Miguel and Tafadzwa met while doing research in South Africa, later marrying in Washington in 2004. They have three children, ages 5, 3 and 1, adopted from Texas.
Standing underneath a lamp post on the other side of the street, a man held a sign reading “Sodomy, AIDS: ‘The wage of sins is death.’”
The rulings were predictable, said Ronald Brock, who left his job in 1989 to travel the country as a self-described Christian missionary preaching against sodomy and abortion.
“I didn’t expect anything different based on everything that’s going on in the nation,” Brock said. “We’ve walked away from God’s moral principles.”

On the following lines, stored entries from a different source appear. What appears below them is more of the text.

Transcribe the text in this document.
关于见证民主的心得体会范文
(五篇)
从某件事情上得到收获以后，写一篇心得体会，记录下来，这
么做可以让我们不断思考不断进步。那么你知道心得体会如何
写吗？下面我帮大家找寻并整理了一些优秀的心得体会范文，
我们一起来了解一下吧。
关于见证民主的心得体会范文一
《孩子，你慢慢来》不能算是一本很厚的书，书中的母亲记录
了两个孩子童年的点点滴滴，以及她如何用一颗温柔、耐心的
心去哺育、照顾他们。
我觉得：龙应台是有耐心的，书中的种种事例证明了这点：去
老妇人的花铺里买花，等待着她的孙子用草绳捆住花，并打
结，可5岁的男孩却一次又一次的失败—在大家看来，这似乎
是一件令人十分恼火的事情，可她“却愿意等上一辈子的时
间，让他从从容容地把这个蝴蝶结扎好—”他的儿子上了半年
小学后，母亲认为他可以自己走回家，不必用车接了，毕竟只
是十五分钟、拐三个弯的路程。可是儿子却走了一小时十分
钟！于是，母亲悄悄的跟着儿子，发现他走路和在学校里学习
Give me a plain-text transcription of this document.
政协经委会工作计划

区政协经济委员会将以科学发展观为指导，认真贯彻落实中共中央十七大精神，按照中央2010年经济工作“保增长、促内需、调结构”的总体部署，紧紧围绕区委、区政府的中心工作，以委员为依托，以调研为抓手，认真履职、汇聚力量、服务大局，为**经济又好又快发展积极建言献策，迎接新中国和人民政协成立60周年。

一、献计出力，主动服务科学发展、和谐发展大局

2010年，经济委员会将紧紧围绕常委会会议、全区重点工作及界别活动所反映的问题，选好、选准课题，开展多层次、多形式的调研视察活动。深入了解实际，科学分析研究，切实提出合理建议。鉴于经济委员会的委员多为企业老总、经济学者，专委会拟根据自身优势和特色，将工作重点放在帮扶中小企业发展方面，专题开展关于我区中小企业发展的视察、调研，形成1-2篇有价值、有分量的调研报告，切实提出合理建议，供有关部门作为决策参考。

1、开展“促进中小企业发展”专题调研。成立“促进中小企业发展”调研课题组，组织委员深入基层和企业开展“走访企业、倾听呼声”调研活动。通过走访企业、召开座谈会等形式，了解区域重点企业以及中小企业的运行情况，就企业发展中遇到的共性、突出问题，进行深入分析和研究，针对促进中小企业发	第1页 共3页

Blair and Brandon Dottin-Haley said the DOMA ruling could be this generation’s Brown vs. Board of Education, which declared racial segregation unconstitutional.
“The federal government says we aren’t three-fifths of human beings anymore,” said Blair. The two were married in Washington, live in Virginia and now plan on filing jointly to the federal government.
“Both as an African American male and a gay married man, I’m happy.”
Blair, like many, said he expected the Proposition 8 ruling to be vacated. “We got a good deal. ... It’s a great thing and better than no ruling,” he said.
In the shade across the street, Leigh Ann Phillips-Knope played with her 17-month old son, Kai. “See the flags?” she said to Kai, pointing at rainbow flags waving nearby. “It’s a good day, mister.”
Leigh Ann and Kim Phillips-Knope were first legally married in Toronto, where they lived for a year, and then moved to Massachusetts, where they married once more.
“Michigan doesn’t recognize me as a parent to Kai, which puts him at a greater risk,” Kim Phillips-Knope said as she fed Kai juice, “and there are no health benefits for same-sex couples from state-funded agencies.”
“It’s bittersweet, because we go back to Michigan not recognized by the state,” said Leigh Ann, who gave birth to Kai. “But for the moment it looks like the tide has moved in a really strong way, and it’s just a matter of time now.”
[For the Record, 12:39 p.m. PST June 26: An earlier version of this post said Blair and Brandon Dottin-Haley live in Maryland. Actually, they were married in Washington and live in Virginia.]